The gunfight begins with little fanfare and just some high initiative rolls. The thing is you’re going to hold that initiative, and maybe that gunslinger has three melees… Maybe you, the soldier, have 5. The gunslinger shoots then you shoot, the gunslinger shoots then you shoot, the gunslinger shoots then you shoot again and again and again. You just had two extra turns because you are a different character and because each character is unique. The problem is the juicer that you never saw in the shadows! He saw his friend, the gunslinger, just get sauced and now he’s pissed. Initiatives are rolled again and maybe the results are the same except this time the juicer has 6 turns to your 5 in considering the level of drugs being pumped into his system via an implant and containment pouch on his chest. He is now faster and more fluid than anything you could hope to be. Sure he’s going to suffer from juicer burnout in 4-5 years and literally just blow an aneurysm and die but until then he’s going to dodge nearly every bullet you shoot at him and he’s going to do so while closing the distance to you and cutting you to ribbons with a vibro katana. And, really, that is only about the first 1 minute of combat.

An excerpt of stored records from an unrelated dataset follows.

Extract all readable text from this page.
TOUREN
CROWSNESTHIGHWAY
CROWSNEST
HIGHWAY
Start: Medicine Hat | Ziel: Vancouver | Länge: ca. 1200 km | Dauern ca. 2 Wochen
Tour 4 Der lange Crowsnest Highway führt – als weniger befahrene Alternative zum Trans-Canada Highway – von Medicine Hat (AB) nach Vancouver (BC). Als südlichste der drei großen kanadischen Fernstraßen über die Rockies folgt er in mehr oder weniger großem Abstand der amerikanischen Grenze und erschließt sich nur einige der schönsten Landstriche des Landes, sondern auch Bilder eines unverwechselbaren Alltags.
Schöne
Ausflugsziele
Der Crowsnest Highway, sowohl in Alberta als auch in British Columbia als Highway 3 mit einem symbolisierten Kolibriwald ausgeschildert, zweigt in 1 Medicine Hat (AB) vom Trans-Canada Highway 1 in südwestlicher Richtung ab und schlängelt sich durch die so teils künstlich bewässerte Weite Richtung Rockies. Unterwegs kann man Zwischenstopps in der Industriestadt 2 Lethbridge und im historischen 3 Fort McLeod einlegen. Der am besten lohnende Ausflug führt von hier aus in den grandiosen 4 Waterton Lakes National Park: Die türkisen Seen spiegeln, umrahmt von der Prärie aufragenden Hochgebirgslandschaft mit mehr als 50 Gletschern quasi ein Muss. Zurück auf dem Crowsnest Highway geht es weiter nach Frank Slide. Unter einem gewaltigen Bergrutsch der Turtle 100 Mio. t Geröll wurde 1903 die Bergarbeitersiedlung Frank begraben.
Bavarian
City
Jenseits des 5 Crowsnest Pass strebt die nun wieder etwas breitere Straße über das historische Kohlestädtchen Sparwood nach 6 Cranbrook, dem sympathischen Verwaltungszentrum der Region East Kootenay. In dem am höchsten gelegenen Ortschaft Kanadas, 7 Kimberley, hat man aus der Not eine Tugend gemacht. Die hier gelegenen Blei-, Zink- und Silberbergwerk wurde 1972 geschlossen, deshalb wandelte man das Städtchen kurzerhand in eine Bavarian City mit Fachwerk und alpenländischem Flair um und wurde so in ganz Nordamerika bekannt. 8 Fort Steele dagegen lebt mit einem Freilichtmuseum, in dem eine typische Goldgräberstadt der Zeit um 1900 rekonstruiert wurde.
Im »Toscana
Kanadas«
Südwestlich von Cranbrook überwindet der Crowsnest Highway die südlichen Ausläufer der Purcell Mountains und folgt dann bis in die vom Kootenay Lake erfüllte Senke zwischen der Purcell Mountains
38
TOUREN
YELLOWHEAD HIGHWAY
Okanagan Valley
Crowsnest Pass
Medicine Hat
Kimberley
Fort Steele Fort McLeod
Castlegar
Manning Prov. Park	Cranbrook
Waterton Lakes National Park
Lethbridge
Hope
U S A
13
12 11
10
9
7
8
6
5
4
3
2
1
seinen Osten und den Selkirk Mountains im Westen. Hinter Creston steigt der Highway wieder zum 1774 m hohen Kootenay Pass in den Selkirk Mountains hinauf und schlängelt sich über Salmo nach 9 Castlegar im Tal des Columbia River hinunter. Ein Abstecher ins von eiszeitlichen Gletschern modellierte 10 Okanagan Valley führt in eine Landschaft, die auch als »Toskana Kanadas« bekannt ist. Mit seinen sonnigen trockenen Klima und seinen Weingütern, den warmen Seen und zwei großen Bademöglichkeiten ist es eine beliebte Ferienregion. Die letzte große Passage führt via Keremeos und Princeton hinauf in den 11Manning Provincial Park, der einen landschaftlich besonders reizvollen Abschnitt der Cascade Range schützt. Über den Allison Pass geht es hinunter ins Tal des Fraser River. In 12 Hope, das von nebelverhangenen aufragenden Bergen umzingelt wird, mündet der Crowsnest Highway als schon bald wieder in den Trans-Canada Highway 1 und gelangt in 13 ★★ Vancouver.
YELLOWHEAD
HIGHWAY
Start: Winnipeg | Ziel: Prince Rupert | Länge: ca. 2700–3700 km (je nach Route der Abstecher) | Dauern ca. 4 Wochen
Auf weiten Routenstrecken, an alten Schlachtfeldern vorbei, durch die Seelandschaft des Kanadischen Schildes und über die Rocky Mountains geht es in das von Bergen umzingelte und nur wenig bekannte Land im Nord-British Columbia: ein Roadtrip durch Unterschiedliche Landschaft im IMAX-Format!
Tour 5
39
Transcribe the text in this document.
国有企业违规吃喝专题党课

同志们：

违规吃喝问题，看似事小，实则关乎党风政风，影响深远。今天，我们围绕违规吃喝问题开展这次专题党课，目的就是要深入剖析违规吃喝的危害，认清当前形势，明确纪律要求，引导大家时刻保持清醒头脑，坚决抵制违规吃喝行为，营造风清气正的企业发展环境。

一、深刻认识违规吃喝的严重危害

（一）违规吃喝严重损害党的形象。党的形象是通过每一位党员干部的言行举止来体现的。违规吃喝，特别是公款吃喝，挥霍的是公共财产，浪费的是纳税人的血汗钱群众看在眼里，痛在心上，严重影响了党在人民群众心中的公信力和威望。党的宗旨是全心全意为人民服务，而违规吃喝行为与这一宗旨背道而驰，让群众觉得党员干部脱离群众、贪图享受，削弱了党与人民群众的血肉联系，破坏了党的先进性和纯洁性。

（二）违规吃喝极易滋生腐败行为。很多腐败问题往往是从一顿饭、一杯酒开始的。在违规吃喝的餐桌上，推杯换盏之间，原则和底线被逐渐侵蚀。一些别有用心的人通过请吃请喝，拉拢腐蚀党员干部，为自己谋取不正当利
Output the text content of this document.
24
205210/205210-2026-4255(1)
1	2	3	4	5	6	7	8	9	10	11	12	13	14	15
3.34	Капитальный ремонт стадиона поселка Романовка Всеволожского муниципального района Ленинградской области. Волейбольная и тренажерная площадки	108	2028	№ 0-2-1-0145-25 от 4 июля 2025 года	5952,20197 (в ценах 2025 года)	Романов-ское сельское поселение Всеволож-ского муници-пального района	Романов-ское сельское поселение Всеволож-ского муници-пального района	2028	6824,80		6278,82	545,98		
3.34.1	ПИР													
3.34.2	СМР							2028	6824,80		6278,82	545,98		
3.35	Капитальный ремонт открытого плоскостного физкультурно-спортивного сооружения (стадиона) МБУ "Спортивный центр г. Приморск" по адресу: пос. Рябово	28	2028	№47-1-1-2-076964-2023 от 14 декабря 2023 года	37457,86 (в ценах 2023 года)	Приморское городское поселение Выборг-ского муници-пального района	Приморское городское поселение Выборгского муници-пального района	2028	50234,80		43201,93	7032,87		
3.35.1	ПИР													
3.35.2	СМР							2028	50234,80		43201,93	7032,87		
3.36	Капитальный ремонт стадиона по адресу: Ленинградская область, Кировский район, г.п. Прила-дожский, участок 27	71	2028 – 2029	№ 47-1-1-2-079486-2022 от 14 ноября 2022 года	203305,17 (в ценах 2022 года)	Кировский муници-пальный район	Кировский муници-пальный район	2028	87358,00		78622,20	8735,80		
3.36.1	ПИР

Almost everybody that is human has similar stats to Dungeons and Dragons where you roll 3d6 for each attribute. But there are aliens and Godlings and everything in between that have their own individual stats. Anything from perhaps a 1d4 strength to a 5d6 + 4 intelligence. Not to mention all of the potential magical, cybernetic, or Bionic implants that are abound in the megaverse that will assist with an individual’s attributes and skill stats.

Skills are just as varied and percentage based. This leads to a very high level of character customization that allows the player to do as he or she sees fit. Do you want to play a monster hunting cyborg that has been tracking down a village burning dragon through the Allegheny National Forest? Or how about you are the cyborgs friend and pilot a suit of glitter boy power armor that fires the most powerful shotgun in the world at more than four times the speed of sound? Perhaps as the pilot you yourself have a penchant for gems, there’s a skill for that. Does your character like to fish? There’s a skill for that. Does he or she like to act, do they have varying weapon tastes, do they study the occult, or perhaps have a farming history and are great at animal husbandry…? There are skills for all of those and then literally hundreds more.

As of now there are currently 124 rifts books for sale on the Palladium Books webpage. There are also dozens of other variants and other palladium game books that can be easily interspersed through the Rifts universe. One of the greatest things about rifts is that when the hype hit about changing versions for all tabletop RPGs several years ago, the worst they did was created the ultimate edition as they named it, and it’s simply allowed you and easier conversion between their own systems. It is literally nothing to play a Hulk type superhero in a hero’s unlimited system that has had a rift tear open into the world of palladium where mages and other spell casters are commonplace.

There is very little negative that I have to say about this system, of course it is not perfect, but I really feel that it is well done and very enjoyable. I would recommend this game system to anyone of any skill level and any experience level with tabletop games.

Does anyone out there have any rifts experience? Any stories you would like to tell?